Cutting energy waste
Over the last five years, we’ve improved our data center operations and hardware to get 3.5 times the computing power out of the same amount of electricity.
Turning waste into energy! At our main campus, we pipe in landfill gas from a local landfill to supply a portion of our electric and heating needs.
Since 2007, we've repurposed enough outdated servers to avoid buying over 300,000 new replacement machines.
As we’ve designed and constructed new buildings in the last year, our recycling of demolition waste and onsite materials kept more than 10,000 tons of material out of landfills.
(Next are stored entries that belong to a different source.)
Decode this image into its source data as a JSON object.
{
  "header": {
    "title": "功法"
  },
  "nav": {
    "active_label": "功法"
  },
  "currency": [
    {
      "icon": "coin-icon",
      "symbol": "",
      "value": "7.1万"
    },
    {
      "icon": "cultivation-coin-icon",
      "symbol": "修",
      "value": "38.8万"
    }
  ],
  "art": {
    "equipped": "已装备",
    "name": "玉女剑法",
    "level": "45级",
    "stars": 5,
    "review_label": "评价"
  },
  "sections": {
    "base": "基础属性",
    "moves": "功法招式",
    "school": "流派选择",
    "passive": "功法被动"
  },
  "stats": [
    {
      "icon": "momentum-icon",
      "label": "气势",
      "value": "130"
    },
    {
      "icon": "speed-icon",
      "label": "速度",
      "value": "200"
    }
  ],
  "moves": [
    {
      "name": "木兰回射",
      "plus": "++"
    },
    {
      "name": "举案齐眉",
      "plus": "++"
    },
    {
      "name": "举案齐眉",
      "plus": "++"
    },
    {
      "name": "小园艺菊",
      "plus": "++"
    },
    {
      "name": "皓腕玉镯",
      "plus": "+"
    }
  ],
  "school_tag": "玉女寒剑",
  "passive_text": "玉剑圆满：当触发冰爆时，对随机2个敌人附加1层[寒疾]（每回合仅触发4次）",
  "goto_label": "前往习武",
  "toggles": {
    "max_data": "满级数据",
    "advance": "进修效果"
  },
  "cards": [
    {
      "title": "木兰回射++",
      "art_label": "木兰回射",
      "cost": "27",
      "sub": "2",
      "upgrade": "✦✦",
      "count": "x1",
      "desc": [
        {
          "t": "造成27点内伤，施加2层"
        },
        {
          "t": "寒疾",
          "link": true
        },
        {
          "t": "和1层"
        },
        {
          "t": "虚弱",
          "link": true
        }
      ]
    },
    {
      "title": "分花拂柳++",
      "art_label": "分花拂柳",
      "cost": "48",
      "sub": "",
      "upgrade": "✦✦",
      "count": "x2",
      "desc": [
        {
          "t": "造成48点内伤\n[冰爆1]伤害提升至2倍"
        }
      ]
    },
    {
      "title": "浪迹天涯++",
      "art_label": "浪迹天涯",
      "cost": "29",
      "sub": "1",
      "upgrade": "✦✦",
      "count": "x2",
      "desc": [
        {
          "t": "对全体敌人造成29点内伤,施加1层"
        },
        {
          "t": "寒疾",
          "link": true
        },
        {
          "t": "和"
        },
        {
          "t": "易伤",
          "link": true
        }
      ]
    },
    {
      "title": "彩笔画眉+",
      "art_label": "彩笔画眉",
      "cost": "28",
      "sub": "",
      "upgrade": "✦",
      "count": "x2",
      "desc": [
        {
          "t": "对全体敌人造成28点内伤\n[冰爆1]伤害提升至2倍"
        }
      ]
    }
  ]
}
In addition to our large-scale composting program, we use a software system in our kitchens to track pre-consumer food waste (expired items, trimmings, etc.). At our Bay Area campuses alone, this system has prevented more than 170,000 pounds of food going into the waste stream over the past year.
A growing number of our kitchens serve baked goods and other foods made with Coffee Flour, a flour derived from traditionally discarded parts of a coffee plant.
Cutting water waste
At our Atlanta data center, our reuse water system enables us to use recycled wastewater from a local sewage treatment plant for our cooling needs.
At our main campus, we invest in drought-resistant landscaping and irrigate with recycled water whenever possible. We’re on track for a 30 percent reduction in campus water use by the end of this year compared to 2013.